The more usual perspective would be that they're both bad.


Only in certain fucked up moral systems. Though I guess Confucianism would be one of those:

>The Duke of She said to Confucius, “Among my people there is one we call ‘Upright Gong.’ When his father stole a sheep, he reported him to the authorities.”

>Confucius replied, “Among my people, those who we consider ‘upright’ are different from this: fathers cover up for their sons, and sons cover up for their fathers. ‘Uprightness’ is to be found in this.”

-from the Confucian Analects


The stats beg to differ. ⅓ admitted to cheating. Cheating was rampant at my uni and we also had an “honor code”

Bad argument. All countries have laws yet criminality rates varies a lot from country to country. It’s all about the culture.

"Culture" works by having a system that collectively punishes cheaters, so that people learn from their own (or others') experiences and internalize that cheating is bad and won't pay off in the long term.

That's how you get a culture against cheating. You ensure that cheating doesn't pay, and eventually people learn that cheating doesn't pay. The enforcement is part of the culture.


The accuracy of measuring criminality also varies, yet you seem to take it at face value that those stats are accurate.

O and one person’s anecdote is better?

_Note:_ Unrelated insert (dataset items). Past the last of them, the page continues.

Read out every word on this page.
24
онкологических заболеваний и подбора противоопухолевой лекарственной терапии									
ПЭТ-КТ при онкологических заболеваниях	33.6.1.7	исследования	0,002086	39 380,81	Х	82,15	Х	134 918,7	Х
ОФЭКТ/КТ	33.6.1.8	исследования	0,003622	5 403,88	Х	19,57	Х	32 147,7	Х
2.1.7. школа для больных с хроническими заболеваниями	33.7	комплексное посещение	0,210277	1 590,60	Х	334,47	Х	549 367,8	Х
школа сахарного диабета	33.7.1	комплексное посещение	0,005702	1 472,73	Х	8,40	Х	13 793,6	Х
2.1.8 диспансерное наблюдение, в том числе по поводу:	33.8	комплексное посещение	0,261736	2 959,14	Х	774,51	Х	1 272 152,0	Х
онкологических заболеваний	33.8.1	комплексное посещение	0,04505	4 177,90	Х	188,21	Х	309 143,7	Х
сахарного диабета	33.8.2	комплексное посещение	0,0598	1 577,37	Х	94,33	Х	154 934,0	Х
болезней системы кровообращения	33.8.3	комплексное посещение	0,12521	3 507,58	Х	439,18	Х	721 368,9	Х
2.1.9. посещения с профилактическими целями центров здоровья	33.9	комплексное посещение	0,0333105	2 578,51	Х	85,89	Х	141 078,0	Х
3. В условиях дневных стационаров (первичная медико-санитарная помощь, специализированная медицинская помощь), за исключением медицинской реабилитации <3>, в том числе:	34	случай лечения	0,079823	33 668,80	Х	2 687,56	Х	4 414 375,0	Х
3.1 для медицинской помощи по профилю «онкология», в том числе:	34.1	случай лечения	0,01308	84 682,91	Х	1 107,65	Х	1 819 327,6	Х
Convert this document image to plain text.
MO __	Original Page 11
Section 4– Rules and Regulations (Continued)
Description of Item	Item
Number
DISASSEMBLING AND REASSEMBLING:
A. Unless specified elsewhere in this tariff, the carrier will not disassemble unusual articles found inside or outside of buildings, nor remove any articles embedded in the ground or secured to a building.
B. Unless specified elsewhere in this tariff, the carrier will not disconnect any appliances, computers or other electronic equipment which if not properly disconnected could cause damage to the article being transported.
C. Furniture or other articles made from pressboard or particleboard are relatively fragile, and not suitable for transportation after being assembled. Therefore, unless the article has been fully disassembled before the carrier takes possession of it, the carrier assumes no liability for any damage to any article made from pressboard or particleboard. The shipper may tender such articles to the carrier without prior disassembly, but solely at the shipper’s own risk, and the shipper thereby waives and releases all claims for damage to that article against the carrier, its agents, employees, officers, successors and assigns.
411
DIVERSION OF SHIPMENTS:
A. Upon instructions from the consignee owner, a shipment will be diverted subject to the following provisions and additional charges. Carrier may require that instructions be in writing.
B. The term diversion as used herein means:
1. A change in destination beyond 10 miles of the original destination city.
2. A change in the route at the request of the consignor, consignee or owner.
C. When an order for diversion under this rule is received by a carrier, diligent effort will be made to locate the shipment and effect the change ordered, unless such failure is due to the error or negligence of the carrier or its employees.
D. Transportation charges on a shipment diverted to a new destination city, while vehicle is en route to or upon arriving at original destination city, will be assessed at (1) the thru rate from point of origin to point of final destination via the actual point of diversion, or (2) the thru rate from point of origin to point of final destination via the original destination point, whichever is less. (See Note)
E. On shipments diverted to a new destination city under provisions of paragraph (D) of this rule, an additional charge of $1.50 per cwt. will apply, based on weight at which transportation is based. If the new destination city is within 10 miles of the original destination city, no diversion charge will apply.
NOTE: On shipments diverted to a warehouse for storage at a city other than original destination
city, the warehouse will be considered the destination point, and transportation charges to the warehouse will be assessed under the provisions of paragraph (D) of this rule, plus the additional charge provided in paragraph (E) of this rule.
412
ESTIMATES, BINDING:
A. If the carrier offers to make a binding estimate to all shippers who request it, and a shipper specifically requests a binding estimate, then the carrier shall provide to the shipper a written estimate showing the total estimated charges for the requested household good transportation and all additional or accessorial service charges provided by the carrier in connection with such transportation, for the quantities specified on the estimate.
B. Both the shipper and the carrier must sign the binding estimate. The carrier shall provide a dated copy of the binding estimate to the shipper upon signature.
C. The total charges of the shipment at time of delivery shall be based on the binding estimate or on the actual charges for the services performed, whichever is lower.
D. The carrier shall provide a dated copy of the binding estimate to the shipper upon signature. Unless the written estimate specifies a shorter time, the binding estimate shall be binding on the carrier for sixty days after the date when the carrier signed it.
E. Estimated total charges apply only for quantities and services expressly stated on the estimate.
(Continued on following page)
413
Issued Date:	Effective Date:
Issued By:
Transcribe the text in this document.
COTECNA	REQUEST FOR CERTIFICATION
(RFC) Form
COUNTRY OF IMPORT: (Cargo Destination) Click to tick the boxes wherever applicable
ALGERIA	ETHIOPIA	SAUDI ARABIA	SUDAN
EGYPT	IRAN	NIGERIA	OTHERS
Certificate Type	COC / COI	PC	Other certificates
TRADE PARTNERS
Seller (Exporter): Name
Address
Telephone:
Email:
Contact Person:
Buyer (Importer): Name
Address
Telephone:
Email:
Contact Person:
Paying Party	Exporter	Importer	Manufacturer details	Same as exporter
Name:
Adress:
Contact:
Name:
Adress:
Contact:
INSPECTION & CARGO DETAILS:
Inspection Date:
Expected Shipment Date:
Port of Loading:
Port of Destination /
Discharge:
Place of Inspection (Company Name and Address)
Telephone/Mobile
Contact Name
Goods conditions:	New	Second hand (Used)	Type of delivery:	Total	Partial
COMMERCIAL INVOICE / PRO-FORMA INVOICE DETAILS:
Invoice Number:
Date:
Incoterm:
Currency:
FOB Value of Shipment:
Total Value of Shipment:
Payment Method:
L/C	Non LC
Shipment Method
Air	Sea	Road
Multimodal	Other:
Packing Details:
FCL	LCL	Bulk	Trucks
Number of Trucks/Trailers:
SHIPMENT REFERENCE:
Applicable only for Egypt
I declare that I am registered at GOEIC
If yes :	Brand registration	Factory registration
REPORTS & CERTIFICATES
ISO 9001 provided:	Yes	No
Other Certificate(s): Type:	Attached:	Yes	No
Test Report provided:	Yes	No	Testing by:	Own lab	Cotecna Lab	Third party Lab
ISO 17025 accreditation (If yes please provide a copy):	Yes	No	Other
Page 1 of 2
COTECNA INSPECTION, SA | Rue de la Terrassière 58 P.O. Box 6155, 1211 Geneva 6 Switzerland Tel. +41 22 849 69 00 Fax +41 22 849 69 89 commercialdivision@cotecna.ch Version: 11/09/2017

I’ll take the stat if we’re wagering (500 Princeton seniors).

El Salvadorians (from The country) would starkly disagree with you. It took a dictator and a martial state (no human rights) to end maras in less than five years. The culture is the same.

They just replaced the street gangs with a single state operated gang. El Salvadorians still have to live in fear for their lives, but it will be the government coming for them.

> El Salvadorians

Salvadorans.


recent stats.

Ok what do the old ones say?

much lower

Yeah show me

I wasn't at Princeton, but I remember blatant cheating going on and 'study groups' in CS classes that were mere passing around of completed code. (1997-2001)

I'd asked them what they expected would happen when they tried to get jobs or landed one. Like how do you fake work? They just said all jobs are group-based like their study group. (Keep in mind they were soliciting my code as their group was struggling to find solutions to assignments.)

The answer is a one of them works at a grocery store as a cashier, another one I saw now manages a bagel store (didn't know all of them). A waste of time, money, and effort to get a CS degree then just not be able to use it.


Maybe he's happier managing a bagel store rather than dealing with Kubernetes.

Honestly. I do more with my hands and spend more time outside post-degree, post-reality, than I ever did when in school.

the longer i stay, the more i think "amen to that".

...yeah, yeah, greener grass, i know.


When I was at Georgia Tech back around 2002, the freshman Java CS course introduced a brand new and improved cheat detector, and they immediately caught over half of the class for cheating. It was disastrous. The penalty for being caught cheating was so onerous that they simply couldn't do it to the whole class.

To the school's credit, they responded as best they could. They considered each case, interviewed the students, and punished them on a sliding scale based on how much cheating, ranging from a zero on that one assignment up to suspension.

Then, for the next semester, they simply changed the rules. You were now officially allowed to cheat all you wanted on homework, but it now only counted for 5% of your grade. That was REALLY bad for people who weren't doing the homework, but it also sucked for people who were just lousy test takers.


I'd guess this is selection bias and naivete more than anything else.

I went to a school with an honor code and cheating was rampant among the premeds and future Obamas.


And you will think less of the people who go there. 30% cheated!!